The following information was extracted from each included study: first author’s name, journal name, year of publication, country name, number of cases and controls. Number of alleles or genotypes in both cases and controls were extracted or calculated from published data to recalculate ORs.

Statistical analysis

The associations were indicated as a pooled Odd Ratio (OR) with the corresponding 95% Confidence Interval (CI). The heterogeneity between studies was tested using the Q-statistic, which is a weighted sum of the squares of the deviations of individual study OR estimates from the overall estimate [14]. When the ORs are homogeneous, Q follows a chi-squared distribution with r – 1 (r is the number of studies) degrees of freedom (df). When P<0.05 then the heterogeneity was considered to be statistically significant. Heterogeneity was quantified with the I2 metric (I2 = (Q – df)/Q), which is independent of the number of studies in the meta-analysis. I2 takes values of between 0 and 100%, with higher values denoting a greater degree of heterogeneity [15-16]. The pooled OR was estimated using Fixed Effect (FE) [17] and Random Effect (RE) [18] models.

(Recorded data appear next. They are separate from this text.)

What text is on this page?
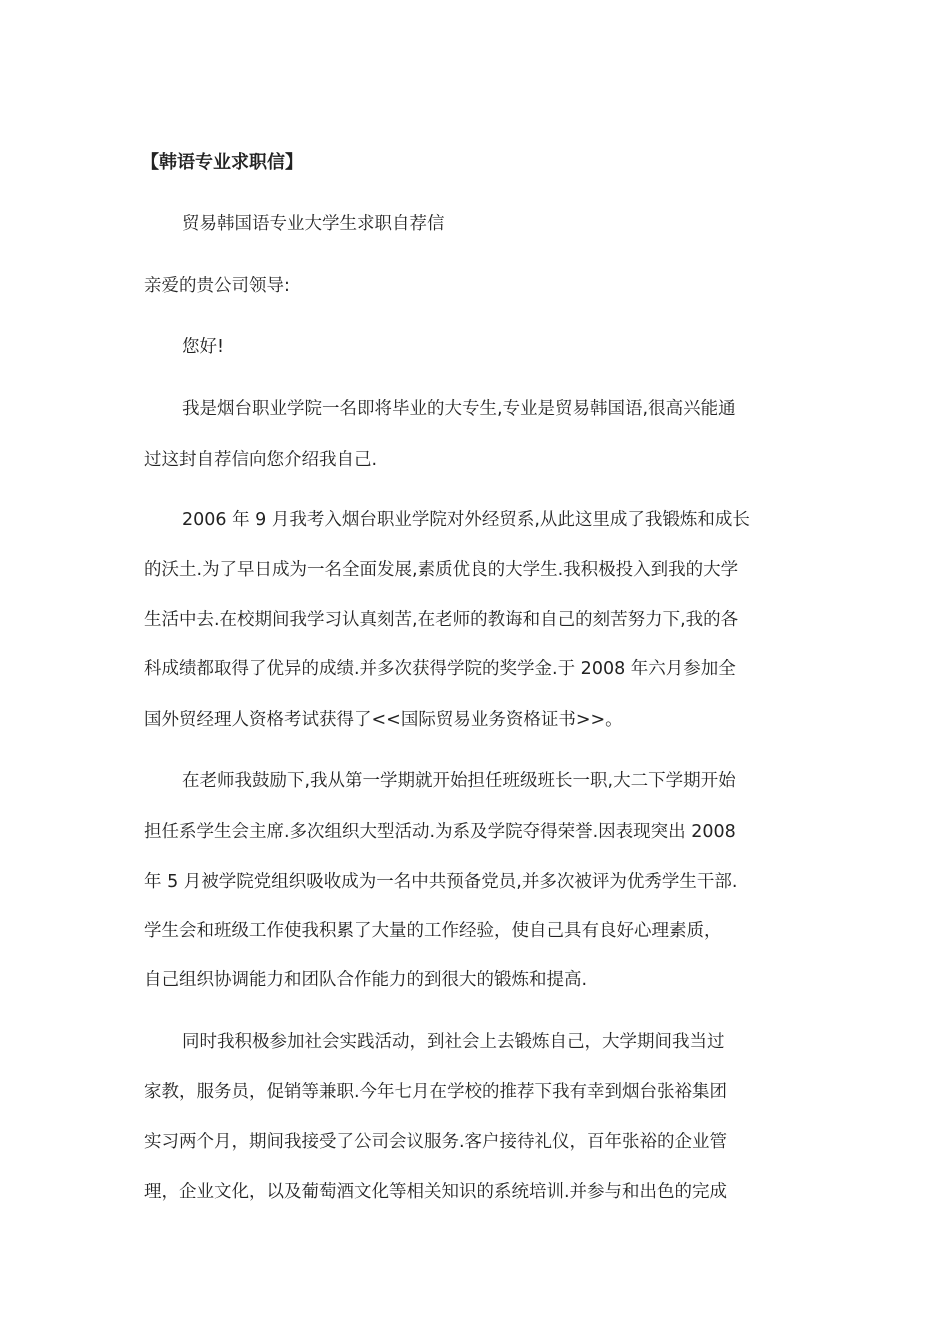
【韩语专业求职信】
贸易韩国语专业大学生求职自荐信
亲爱的贵公司领导:
您好!
我是烟台职业学院一名即将毕业的大专生,专业是贸易韩国语,很高兴能通
过这封自荐信向您介绍我自己.
2006 年 9 月我考入烟台职业学院对外经贸系,从此这里成了我锻炼和成长
的沃土.为了早日成为一名全面发展,素质优良的大学生.我积极投入到我的大学
生活中去.在校期间我学习认真刻苦,在老师的教诲和自己的刻苦努力下,我的各
科成绩都取得了优异的成绩.并多次获得学院的奖学金.于 2008 年六月参加全
国外贸经理人资格考试获得了<<国际贸易业务资格证书>>。
在老师我鼓励下,我从第一学期就开始担任班级班长一职,大二下学期开始
担任系学生会主席.多次组织大型活动.为系及学院夺得荣誉.因表现突出 2008
年 5 月被学院党组织吸收成为一名中共预备党员,并多次被评为优秀学生干部.
学生会和班级工作使我积累了大量的工作经验，使自己具有良好心理素质，
自己组织协调能力和团队合作能力的到很大的锻炼和提高.
同时我积极参加社会实践活动，到社会上去锻炼自己，大学期间我当过
家教，服务员，促销等兼职.今年七月在学校的推荐下我有幸到烟台张裕集团
实习两个月，期间我接受了公司会议服务.客户接待礼仪，百年张裕的企业管
理，企业文化，以及葡萄酒文化等相关知识的系统培训.并参与和出色的完成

Random effect modelling assumes a genuine diversity in the results of various studies, and it incorporates a between-study variance into the calculations. Hence, when there is heterogeneity between studies then the pooled OR is preferably estimated using the RE model [19,16]. Genetic models were chosen based on the method described by briefly calculating and comparing the ORs of C vs A (allele contrast), CC vs. AA (homozygote), AC vs. AA (co-dominant) and CC+AC vs. AA (dominant) and CC vs. AC+AA (recessive), checking the heterogeneity and significance, then determining the best model [20,21]. The Hardy–Weinberg equilibrium of genotypes of controls was tested and if P >0. 05, then it suggests that the controls followed the Hardy–Weinberg Equilibrium (HWE) balance.

Publication bias

Egger’s test [22] and Begg’s test [23] described for funnel plot asymmetry were applied to evaluate the evidence for publication bias. All p values are two tailed with a significance level at 0.05. All statistical analyses were undertaken by MIX version 1.7 [24].

Results

Characteristics of included studies

Information extracted from the studies included in the metaanalysis is provided in (Tables 1 and 2). Total 78 articles were retrieved using search strategies, but 57 articles did not meet the inclusion criteria after reviewing full articles. Out of remaining twenty-one articles, ten studies were also excluded because reported only C677T polymorphism details. Eleven articles were suitable for the inclusion in the meta-analysis [25-32] [5-7]. Out of eleven studies five studies were from Asian population [26,29,31] [5,6] and remaining studies were from Caucasian population [25,27,28,30,32,7].